Книга "До самого снега" рассказывает о мужчине, который приехал на хутор постоять скотину за своего друга. Хутор находится в лесистой местности под названием Дон и представляет собой идеальное место для длительного пребывания на природе. Герой заботится о скотине, которая у него небольшая, и обнаруживает, что осенняя пастьба может быть скучной и монотонной. В отрывке описывается пасмурная погода, приближение зимы и воспоминания об одной летней встрече, которая произошла рядом с хутором.

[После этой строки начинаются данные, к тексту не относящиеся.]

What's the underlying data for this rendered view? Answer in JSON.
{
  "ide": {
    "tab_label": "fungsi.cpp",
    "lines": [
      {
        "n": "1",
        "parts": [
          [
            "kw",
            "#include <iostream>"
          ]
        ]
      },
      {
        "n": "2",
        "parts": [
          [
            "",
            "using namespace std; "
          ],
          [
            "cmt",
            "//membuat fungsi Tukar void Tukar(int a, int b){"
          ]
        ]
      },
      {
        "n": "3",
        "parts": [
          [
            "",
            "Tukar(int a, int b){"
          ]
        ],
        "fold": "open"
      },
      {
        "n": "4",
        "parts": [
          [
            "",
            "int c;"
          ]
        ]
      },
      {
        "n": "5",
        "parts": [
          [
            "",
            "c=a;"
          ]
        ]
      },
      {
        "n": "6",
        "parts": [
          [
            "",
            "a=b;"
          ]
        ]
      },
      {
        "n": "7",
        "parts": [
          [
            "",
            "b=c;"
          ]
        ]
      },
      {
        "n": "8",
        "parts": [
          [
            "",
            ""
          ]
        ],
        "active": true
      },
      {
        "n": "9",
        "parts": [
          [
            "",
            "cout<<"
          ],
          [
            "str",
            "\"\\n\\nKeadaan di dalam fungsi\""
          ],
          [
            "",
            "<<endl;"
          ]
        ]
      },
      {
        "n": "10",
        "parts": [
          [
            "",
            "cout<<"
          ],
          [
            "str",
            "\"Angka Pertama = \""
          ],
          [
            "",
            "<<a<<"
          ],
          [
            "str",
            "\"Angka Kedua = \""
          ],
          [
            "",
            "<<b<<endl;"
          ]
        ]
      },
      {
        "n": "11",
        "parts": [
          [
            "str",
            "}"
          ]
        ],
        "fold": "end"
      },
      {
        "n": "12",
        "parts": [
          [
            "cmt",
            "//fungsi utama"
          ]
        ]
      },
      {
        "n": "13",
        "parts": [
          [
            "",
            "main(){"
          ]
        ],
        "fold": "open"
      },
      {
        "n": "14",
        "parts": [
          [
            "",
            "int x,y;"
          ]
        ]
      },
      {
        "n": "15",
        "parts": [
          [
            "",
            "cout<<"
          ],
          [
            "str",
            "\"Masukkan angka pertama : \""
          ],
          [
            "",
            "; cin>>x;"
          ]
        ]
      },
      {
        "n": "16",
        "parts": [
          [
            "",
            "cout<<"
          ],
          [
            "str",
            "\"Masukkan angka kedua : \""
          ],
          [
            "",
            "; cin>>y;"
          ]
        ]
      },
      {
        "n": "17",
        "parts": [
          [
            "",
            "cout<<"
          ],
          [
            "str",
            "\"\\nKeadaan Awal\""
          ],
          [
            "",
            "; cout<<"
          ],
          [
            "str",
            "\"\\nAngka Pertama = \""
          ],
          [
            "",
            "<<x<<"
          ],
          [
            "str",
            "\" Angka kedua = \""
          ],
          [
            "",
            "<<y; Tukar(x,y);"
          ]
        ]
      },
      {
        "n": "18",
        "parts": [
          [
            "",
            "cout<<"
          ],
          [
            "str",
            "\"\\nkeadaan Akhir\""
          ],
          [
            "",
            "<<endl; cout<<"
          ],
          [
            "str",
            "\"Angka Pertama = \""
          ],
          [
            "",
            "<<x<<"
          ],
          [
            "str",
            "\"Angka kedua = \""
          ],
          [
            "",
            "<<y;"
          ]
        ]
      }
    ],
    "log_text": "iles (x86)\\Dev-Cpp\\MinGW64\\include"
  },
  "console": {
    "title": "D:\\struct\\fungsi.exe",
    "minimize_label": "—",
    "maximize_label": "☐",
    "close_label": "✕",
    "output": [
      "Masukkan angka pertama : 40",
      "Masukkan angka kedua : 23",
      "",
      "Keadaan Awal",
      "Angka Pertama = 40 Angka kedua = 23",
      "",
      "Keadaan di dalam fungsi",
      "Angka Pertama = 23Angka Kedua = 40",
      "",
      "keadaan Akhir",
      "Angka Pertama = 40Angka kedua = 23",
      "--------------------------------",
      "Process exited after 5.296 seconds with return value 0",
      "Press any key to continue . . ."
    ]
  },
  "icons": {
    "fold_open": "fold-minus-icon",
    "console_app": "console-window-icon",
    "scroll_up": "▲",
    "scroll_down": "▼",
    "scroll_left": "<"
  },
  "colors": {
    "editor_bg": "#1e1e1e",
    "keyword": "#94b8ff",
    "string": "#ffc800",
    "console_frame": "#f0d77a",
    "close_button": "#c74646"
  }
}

"К воде" - книга о прогулках деда с внуком в осенние и зимние дни. Малыш Митя вырос и теперь они могут отправиться на берег Дона, где они раньше купались и играли. Хотя вода стала холодной, они всё равно находят много интересных занятий, таких как бросать камешки, собирать раковины и бросать кораблики. Книга описывает красоту береговой местности и просторную воду Дона. Они проходят через заброшенные здания завода по проторенной тропинке, и Митя задает вопросы о разбитых окнах и плохих мальчишках.

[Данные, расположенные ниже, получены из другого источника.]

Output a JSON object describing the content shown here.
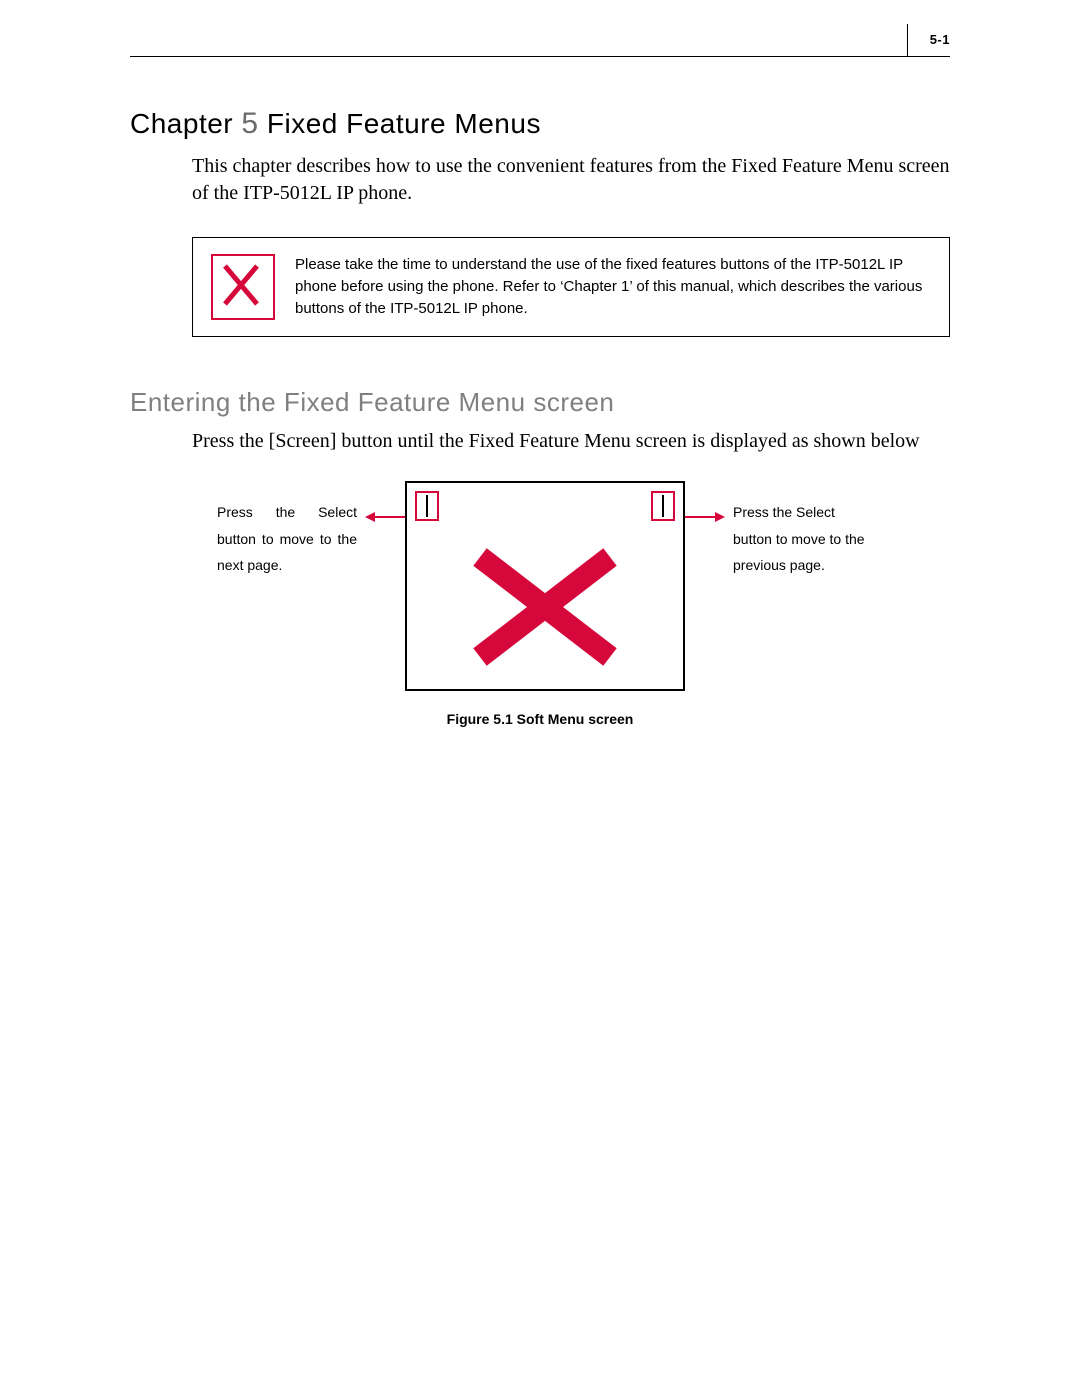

Данная книга "Змеюка" рассказывает о детстве автора, где змеи были частой находкой. Главный герой вместе с ребятами били змей, однако взрослые предупреждали их не обижать ужей. Книга задает вопрос о причинах этой юной жестокости и исследует отношение к змеям в народном сознании. Также автор обращается к другим видам смертей, которые происходят в мире и сравнивает их с укусами змей. Отрывок начинается с разговора главного героя и его знакомого о змее, которую приятель считает опасной и убивает ее.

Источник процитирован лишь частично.